Granted that was an elaboration, but not to far from the truth. Some of the articles I read are telling me all these dating "rules" that contradict eachother and tell me to put on this fake persona. I'm pretty personable, but also shy. That's who I am. This rules tell me to change who I am to get a girl. Why, so she can find out later that she doesn't like the real me? I have a friend who when he and his wife where dating used to go out a lot. He likes going out, she doesn't, but she covered up this fact to make him happy. They got married and she wanted to stay home. Why was this not brought up earlier? The point is this, let's be honest up front and make the world a lot easier to date in. Take my situation of parenthood in to account and it gets even worse.

Of course when I'm not looking, then she'll be there. What a bunch of crap that is. How do you take a hopeless romantic and tell him to stop looking? Maybe that's a question that can never be answered, but who the hell knows? Maybe She does...

Tuesday, January 10, 2006

Quiet Observations

I'm sitting at work drinking my coffee and pondering life's meaning. OK I'm not pondering it's meaning, but I'm in a quiet mood today and for those that know me pretty well know I'm not always quiet. However because of my quiet mood I'm being bombarded by questions as to the state of my well being. "Are you O.K.?" "Is everything alright?" "You don't seem like your normal self, anything you want to talk about?" While I appreciate the concern it really isn't needed. Can't I just be quiet and thoughtful for a day instead of loud and proud? If I come across someone who doesn't show signs of wanting conversation for what ever reason I tend to just tell them I'll talk to them later and leave it at that. Every time I'm quiet I get the inquisition. I don't really have a reason for my quietness, I've got stuff on my mind, but nothing that I would lose any sleep over and certainly nothing that I would share with people I see at work.

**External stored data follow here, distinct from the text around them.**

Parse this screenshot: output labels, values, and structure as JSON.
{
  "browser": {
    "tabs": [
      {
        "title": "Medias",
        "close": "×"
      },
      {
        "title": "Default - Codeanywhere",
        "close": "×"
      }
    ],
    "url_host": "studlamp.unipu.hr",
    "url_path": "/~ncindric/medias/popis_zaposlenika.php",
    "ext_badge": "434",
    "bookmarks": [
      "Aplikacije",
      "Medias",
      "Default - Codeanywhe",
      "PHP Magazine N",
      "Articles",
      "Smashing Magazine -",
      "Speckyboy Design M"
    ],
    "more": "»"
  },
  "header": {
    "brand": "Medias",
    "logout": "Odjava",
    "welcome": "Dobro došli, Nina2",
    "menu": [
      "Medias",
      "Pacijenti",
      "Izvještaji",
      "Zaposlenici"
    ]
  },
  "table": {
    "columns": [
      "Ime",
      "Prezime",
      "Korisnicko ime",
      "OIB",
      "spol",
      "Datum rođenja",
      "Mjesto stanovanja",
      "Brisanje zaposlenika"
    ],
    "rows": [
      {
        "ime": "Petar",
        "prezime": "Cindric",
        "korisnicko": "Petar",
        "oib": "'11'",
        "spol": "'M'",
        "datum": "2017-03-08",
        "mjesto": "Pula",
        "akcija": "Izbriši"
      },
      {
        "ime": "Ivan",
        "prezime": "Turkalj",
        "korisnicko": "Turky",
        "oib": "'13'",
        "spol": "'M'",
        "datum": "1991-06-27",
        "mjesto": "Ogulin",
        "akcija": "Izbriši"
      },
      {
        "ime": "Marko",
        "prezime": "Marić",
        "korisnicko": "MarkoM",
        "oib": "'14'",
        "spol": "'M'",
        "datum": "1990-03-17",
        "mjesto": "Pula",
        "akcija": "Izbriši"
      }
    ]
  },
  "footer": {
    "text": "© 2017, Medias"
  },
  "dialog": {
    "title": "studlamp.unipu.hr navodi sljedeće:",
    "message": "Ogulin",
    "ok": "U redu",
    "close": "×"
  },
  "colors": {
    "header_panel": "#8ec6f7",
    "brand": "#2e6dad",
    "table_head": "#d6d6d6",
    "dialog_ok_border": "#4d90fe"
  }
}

Which makes me think of something else. We spend more time with co-workers than we do our own families, yet they are some of the people we know the least about. How odd is that? One would think I'd know more about these folks because my desk is right across from theirs and we damn near stare at each other all day, but I couldn't tell you very much about them, not much more than what the pictures on their desks give away. If you where to look at my pictures and try to figure out what I was all about you'd probably guess I'm a parent because I've got pictures of the boys. You'd figure I'm a race fan, because I've got a picture of Stewart that I got out of a race magazine. I've got a Snoopy comic strip, some funny quotes and pictures, three fortune cookie papers, and a group picture of my command. All together that doesn't even really start to tell you who I am, strange how that works. Maybe I should find out one new fact a day on my co-workers, but then I may find out something I don't want to know. Maybe I'll leave things the way they are.